(1999-2009)BTS Skytrain and Bangkok City Fabric: “Stonehenge” Leftovers from the City’s Mass Transit Development – the Hopewell Project
The BTS Skytrain is the first mass transit system in Bangkok with an elevated railway running across the Bangkok. However, it is certainly not the first proposal of a mass transit railway system for Bangkok. In the planning of the current BTS Skytrain, the Bangkok Metropolitan Administration government had stumbled across several alternatives and some have in fact been in development for a certain period. These unfinished project has shaped the Bangkok city in certain extent and left footprints on the city fabric.
The Bangkok Elevated Road and Train System(BERTS), also known as the Hopewell project after the main contractor of the project, Hopewell Holdings from Hong Kong. The Hopewell project is a 60-kiliometer multimodal transport system linking the central Bangkok to Don Mueang International Airport in the north which included an elevated toll road, an MRT system, grade separation of the Thailand State Railway (SRT) track, local road improvements, and a port rail line from Makkasan (World Bank, 2002). The project is a joint venture of the Thai Ministry of Transport, the State railway of Thailand(SRT), and the Hopewell Holding of Hong Kong. Despite the absence of a feasibility study or a clear timeline for completion, the 80-billion-baht project was approved on 09 November 1990 (Crampton, 1998).

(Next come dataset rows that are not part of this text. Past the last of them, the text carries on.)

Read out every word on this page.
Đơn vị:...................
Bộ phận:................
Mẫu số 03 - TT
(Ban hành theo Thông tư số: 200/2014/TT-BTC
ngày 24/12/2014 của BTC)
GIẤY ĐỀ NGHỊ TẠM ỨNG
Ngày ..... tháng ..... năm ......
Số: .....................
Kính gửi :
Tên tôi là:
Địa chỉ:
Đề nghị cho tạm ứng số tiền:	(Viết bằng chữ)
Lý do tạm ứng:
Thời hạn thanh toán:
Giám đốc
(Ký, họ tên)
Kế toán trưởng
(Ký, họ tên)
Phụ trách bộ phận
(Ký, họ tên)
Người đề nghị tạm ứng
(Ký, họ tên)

The Hopewell project have resembled certain degree of the megastructure ideals. This could be viewed as a scale down version of the Lower Manhattan Expressway by Paul Rudolph. On the top level was an expressway to the Don Muang Airport. In mid-level contains the railway system where the central part ran a main line railway for regular trains and a light rail line are on the two sides as route from the airport into the city center. Underneath the railways are a shopping center corridor as an elevated plane of activities for pedestrians. All of these are elevated over the existing local traffic roads. The mega-infrastructure creates an express corridor that activates the linkage between the already rapidly developing Bangkok center to the northern part to the Airport which links to the international world. This project has a strong notion of the Bangkok government’s aspiration in the speed and fast development of Bangkok.
An infrastructural project in this large scale that is privately funded was approved for construction without a comprehensive feasibility study will definitely have many potential hurdles. The construction of the project commenced with erecting structural frames along the designated corridor. However, work progress came to a halt at the time of the collapse of the Bangkok property boom in 1997 that the project remained only 14 percent completed for over nine months (World Bank, 2002). The Government finally announced the termination of the concession to the Hopewell Holding in spring 1998 due to “the slow progress of the venture and the inability of Hopewell to close the necessary project financing” (Chetham, 1998). With the termination of the project, many bridge frame structures were left behind. The massive concrete pillars and beams of the abandoned project are then being referred by the locals as the “Stonehenge” of Bangkok.
Apart from the visual soreness to the city as a reminder of the city’s failure of transit development, the leftovers of the Hopewell project actually could provide opportunities to the future development of the Mass Transit Development. The failure of Hopewell project could mainly be due to political reason and the weak position of the government in terms of economic status. Much of the transit development project have to be relied on private funding. However, it does not mean that the original proposal of the integrated design of a transit corridor has to be abandoned completely.
The original proposal might just have to be the solution needs for the shortcoming of the existing restrained BTS Skytrain in the center that the Hopewell route links the city center to the northern suburb of Bangkok. Under pressure for expanding its service since its commencement of service in 1999, there have been proposals of the extension plan for the BTS Skytrain to make use of the already present foundation of structures. Yongyuth Sarasombat, secretary-general of the Office of the Commission for Management of Road Traffic, said his office would encourage the BTS to expand its skytrain project with the discarded Hopewell pillars (Srivalo, 2001).
The development of an infrastructural project, from the planning to management period, have huge impacts on the urban fabric. As from the case of Hopewell Project, it might just be the example to illustrate the importance of planning and management of an infrastructural project which will have an immense impact on the future development of the city.
Andrew Chetham, “Hopewell notified Thai deal scrapped”, South China Morning Post, February 02, 1998. Accessed December 10, 2016.
Ken Gwilliam, Cities On The Move: A World Bank Urban Transport Strategy Review (Washington: The World Bank, 2002)
Piyanart Srivalo, “Skytrain could use Hopewell pillars”, The Nation(Thailand), June 07, 2001. Accessed December 10, 2016.
Thomas Crampton, “Thais Revisit a Troubled Mass-Transit Project”, International New York Times (formerly the International Herald Tribune), October 14, 1998, Accessed December 10, 2016.